Neither the government nor corporations make tax returns public, and a company's taxable income often differs from the profits disclosed in annual reports. Companies report their cash outlays for income taxes in their annual Form 10-K, but it is impossible from those numbers to determine precisely how much, in total, corporations pay to governments. In Apple's last annual disclosure, the company listed its worldwide taxes - which includes cash taxes paid as well as deferred taxes and other charges - at $8.3 billion, an effective tax rate of almost a quarter of profits.

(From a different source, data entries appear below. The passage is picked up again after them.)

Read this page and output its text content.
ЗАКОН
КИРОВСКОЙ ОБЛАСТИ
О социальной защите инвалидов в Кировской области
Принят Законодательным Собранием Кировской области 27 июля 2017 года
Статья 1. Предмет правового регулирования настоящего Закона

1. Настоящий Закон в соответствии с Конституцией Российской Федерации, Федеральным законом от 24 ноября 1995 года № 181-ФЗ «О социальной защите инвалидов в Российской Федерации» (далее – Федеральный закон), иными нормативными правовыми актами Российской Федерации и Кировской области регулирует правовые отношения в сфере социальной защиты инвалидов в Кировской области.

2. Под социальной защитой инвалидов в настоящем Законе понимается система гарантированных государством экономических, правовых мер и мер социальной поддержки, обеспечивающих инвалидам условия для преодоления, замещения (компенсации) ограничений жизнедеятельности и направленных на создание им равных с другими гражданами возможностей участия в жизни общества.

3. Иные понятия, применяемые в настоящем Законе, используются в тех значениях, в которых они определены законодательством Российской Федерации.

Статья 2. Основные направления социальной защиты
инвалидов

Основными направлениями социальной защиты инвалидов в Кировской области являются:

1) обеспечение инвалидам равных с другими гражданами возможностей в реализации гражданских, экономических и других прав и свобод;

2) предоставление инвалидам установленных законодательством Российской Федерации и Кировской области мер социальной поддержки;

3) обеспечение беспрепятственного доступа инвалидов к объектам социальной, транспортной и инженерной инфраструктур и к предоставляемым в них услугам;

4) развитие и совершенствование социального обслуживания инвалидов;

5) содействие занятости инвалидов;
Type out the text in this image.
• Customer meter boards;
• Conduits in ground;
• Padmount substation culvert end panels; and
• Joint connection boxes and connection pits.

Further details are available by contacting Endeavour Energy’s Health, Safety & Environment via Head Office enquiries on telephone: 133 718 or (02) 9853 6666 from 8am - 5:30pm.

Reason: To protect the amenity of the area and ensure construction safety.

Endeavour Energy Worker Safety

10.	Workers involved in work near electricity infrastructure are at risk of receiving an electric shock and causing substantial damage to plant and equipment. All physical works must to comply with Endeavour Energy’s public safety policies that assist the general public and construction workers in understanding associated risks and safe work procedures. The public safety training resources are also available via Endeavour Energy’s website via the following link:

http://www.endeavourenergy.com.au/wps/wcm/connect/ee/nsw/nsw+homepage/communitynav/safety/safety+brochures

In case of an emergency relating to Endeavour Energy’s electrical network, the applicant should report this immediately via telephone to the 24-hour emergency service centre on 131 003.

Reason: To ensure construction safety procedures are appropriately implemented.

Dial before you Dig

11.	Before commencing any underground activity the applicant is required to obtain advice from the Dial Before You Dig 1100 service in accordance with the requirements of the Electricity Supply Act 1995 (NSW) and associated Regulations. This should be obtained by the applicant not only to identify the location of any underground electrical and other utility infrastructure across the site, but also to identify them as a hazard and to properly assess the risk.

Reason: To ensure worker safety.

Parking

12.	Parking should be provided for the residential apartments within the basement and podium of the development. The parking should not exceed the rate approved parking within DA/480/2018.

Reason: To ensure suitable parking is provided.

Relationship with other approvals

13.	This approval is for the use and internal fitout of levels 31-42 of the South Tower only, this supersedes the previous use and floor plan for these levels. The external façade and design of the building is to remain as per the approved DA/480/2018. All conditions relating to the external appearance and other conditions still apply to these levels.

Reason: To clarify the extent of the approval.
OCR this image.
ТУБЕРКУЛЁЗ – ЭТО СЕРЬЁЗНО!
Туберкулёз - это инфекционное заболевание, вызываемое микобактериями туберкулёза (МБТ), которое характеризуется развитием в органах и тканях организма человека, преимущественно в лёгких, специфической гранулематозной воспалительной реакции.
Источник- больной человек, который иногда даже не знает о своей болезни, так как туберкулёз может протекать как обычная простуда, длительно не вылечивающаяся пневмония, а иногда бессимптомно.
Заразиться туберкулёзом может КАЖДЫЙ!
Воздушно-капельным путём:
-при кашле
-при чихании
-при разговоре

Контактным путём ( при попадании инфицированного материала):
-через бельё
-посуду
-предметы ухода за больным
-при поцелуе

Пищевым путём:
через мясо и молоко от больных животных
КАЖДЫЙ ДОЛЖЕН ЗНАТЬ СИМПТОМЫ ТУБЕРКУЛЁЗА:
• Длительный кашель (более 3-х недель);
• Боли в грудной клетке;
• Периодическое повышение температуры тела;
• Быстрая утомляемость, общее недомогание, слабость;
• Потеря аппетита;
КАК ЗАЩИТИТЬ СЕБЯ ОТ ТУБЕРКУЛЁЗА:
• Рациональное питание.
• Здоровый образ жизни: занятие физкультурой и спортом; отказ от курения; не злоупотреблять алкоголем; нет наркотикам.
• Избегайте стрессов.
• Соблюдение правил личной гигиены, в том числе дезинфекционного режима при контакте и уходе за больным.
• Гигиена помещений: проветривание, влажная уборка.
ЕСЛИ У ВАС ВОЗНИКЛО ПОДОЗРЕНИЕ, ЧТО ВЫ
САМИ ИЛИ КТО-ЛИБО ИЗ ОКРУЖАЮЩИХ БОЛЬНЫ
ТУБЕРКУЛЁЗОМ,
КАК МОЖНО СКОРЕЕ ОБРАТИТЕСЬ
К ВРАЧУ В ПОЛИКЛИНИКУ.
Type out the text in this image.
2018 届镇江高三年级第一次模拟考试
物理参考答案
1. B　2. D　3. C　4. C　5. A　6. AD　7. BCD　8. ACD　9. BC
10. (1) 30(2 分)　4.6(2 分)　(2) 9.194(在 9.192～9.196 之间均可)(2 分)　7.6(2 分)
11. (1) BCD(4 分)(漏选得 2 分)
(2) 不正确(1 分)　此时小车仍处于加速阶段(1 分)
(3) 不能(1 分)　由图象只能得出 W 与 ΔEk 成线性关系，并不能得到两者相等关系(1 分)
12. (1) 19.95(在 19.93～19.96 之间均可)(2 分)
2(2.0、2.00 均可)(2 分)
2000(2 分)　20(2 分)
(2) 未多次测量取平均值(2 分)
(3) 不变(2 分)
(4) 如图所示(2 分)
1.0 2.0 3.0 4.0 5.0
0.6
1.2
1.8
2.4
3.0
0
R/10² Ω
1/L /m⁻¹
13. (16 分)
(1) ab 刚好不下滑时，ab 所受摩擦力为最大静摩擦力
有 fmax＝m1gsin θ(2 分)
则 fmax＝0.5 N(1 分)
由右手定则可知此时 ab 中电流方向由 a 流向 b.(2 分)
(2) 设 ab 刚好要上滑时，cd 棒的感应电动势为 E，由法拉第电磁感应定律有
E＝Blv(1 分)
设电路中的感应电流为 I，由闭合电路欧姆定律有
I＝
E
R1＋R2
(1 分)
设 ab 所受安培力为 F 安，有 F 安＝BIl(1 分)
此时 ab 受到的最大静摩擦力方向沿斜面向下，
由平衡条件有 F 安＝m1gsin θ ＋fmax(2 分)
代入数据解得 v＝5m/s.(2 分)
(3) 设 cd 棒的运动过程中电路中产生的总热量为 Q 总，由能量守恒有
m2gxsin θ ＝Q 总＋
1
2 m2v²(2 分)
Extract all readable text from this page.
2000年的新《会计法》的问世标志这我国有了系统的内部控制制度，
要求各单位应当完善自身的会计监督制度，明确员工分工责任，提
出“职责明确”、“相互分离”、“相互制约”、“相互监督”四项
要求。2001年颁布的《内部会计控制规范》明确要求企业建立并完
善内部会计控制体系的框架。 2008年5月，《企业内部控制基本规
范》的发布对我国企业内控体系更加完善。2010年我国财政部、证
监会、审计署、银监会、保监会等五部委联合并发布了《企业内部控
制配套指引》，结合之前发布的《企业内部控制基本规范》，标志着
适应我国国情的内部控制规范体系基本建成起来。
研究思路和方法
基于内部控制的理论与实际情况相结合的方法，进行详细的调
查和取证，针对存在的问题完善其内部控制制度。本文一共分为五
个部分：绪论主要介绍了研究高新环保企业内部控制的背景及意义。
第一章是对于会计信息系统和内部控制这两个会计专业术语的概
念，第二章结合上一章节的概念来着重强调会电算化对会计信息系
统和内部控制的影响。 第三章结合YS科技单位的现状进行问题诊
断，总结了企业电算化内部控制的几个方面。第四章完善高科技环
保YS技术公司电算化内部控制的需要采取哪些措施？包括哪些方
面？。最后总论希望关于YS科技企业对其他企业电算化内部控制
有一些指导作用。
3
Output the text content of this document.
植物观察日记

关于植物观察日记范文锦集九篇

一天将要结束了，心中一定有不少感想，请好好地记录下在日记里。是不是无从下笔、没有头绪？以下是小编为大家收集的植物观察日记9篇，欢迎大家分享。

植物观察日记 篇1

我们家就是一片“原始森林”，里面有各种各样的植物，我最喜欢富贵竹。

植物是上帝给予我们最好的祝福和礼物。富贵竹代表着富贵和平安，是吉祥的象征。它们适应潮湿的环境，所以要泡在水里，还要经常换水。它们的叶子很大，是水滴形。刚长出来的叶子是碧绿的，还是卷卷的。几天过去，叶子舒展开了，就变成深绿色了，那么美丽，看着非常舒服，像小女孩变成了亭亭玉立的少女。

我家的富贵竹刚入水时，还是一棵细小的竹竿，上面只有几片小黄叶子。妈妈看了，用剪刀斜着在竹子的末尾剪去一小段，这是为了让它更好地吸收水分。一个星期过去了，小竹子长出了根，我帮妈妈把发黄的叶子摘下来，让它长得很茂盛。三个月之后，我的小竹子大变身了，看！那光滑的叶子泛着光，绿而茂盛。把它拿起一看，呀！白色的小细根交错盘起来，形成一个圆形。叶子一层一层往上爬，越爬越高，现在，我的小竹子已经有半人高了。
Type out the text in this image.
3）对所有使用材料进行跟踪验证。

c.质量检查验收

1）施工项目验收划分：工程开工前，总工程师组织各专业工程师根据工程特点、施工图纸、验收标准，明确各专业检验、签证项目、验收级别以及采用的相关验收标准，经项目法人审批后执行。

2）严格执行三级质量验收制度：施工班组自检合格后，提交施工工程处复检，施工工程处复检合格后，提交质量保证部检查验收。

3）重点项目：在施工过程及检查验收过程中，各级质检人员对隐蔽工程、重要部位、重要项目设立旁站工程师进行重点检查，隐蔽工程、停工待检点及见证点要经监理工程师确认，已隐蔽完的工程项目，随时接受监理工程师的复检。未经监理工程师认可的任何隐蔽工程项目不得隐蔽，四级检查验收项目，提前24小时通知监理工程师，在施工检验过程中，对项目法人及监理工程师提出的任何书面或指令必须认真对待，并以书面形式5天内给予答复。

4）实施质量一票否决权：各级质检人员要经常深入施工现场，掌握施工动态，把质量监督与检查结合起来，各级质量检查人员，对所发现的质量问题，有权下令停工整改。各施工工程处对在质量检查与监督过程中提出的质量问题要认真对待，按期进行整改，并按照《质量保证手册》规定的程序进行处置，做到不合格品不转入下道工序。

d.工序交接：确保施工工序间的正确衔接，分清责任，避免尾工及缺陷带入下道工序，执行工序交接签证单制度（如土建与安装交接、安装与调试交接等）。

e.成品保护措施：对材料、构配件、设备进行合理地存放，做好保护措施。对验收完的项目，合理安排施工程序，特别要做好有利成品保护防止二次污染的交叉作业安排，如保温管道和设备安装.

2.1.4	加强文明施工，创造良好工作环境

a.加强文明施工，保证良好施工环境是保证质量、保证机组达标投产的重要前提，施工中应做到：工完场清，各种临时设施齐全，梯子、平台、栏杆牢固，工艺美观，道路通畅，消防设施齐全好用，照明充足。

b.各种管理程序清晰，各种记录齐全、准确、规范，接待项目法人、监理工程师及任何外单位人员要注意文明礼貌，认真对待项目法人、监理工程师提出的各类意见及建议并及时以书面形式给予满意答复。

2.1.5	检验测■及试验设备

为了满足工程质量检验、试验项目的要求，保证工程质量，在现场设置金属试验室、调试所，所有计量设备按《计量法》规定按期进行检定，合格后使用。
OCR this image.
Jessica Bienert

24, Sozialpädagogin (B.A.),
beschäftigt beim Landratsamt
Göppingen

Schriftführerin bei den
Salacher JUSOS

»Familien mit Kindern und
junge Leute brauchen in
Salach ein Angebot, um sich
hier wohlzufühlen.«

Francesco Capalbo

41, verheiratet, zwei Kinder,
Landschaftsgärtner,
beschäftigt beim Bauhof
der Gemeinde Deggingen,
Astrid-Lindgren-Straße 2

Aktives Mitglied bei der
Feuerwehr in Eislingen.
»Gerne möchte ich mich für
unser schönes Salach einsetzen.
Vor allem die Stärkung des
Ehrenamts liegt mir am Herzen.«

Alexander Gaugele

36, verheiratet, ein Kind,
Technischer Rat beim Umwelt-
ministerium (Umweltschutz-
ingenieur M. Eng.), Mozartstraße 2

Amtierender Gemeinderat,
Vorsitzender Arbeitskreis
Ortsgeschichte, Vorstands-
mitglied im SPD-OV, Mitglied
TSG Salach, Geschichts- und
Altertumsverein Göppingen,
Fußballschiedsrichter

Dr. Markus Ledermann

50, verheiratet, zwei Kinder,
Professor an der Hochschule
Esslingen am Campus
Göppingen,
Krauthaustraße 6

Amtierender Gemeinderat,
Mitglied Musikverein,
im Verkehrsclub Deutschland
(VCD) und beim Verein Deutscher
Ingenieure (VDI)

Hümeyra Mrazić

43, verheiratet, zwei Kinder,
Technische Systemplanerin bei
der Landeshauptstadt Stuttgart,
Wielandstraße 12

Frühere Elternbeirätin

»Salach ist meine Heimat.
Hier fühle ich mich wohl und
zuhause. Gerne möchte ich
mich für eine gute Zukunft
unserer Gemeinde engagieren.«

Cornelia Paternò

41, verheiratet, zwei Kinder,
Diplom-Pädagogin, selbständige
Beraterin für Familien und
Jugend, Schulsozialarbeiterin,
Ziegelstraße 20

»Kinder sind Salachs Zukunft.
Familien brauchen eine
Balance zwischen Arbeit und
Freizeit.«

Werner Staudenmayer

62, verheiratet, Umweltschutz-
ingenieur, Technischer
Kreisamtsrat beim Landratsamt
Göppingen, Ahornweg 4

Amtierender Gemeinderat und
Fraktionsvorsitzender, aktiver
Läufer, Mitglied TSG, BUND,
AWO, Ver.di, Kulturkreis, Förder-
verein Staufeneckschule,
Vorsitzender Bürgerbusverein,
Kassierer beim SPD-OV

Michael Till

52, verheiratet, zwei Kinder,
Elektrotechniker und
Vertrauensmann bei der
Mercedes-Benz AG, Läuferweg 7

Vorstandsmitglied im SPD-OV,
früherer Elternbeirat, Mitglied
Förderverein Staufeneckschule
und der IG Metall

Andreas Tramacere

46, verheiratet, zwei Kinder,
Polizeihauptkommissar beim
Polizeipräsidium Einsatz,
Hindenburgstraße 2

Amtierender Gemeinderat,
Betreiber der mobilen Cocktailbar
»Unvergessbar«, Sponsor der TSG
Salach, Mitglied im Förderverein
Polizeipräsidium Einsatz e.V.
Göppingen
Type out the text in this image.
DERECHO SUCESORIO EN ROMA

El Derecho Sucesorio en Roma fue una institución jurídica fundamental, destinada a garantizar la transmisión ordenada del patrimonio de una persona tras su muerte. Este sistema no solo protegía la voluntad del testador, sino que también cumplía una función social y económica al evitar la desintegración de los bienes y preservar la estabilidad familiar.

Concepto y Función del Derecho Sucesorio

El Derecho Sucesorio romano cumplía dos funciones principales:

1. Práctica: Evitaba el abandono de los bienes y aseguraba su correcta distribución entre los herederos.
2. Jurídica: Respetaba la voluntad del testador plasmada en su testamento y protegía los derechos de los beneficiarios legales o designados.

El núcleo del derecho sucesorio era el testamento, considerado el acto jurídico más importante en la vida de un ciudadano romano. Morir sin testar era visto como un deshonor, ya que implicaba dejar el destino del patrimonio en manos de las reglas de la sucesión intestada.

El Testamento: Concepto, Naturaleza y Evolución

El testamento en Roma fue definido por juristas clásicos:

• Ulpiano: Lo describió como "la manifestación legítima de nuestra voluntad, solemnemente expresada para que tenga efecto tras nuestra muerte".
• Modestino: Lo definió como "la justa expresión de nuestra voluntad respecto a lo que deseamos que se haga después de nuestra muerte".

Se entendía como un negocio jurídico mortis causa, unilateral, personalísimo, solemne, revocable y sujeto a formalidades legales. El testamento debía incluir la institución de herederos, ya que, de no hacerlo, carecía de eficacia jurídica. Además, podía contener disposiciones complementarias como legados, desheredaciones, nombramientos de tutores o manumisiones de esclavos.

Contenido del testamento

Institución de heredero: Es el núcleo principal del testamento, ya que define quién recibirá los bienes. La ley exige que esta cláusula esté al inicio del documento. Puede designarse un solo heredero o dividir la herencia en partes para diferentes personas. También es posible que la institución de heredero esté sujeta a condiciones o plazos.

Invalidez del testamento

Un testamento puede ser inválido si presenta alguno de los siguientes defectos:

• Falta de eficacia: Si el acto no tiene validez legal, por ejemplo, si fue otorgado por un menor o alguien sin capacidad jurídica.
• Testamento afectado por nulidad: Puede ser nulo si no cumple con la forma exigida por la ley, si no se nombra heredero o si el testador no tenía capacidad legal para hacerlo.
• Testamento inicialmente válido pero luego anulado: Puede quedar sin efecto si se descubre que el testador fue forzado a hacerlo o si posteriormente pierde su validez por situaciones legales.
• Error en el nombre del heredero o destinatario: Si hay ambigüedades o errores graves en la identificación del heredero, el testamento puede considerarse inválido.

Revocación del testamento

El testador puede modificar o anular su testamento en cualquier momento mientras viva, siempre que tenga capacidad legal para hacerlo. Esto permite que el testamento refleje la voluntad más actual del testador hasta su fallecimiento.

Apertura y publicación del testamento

However, tax analysts and scholars said that figure most likely overstated how much the company would hand to governments because it included sums that might never be paid. "The information on 10-Ks is fiction for most companies," said Kimberly Clausing, an economist at Reed College who specializes in multinational taxation. "But for tech companies it goes from fiction to farcical."
Apple, in a statement, said it "has conducted all of its business with the highest of ethical standards, complying with applicable laws and accounting rules. We are incredibly proud of all of Apple's contributions."
The statement also said that Apple "pays an enormous amount of taxes which help our local, state and federal governments. In the first half of fiscal year 2012, our US operations have generated almost $5 billion in federal and state income taxes, including income taxes withheld on employee stock gains, making us among the top payers of US income tax."
The statement did not specify how it arrived at $5 billion, nor did it address the issue of deferred taxes, which the company may pay in future years or decide to defer indefinitely. But the $5 billion figure appears to include taxes ultimately owed by Apple employees.
The sums paid by Apple and other tech corporations is a point of contention in the company's backyard.
A mile and a half from Apple's Cupertino headquarters is De Anza College, a community college that Steve Wozniak, one of Apple's founders, attended from 1969 to 1974. Because of California's state budget crisis, De Anza has cut more than a thousand courses and 8 percent of its faculty since 2008.
Now, De Anza faces a budget gap so large that it is confronting a "death spiral," the school's president, Brian Murphy, wrote to the faculty in January. Apple, of course, is not responsible for the state's financial shortfall, which has numerous causes. But the company's tax policies are seen by officials like Murphy as symptomatic of why the crisis exists.
"I just don't understand it," he said in an interview. ''I'll bet every person at Apple has a connection to De Anza. Their kids swim in our pool. Their cousins take classes here. They drive past it every day, for Pete's sake.
"But then they do everything they can to pay as few taxes as possible."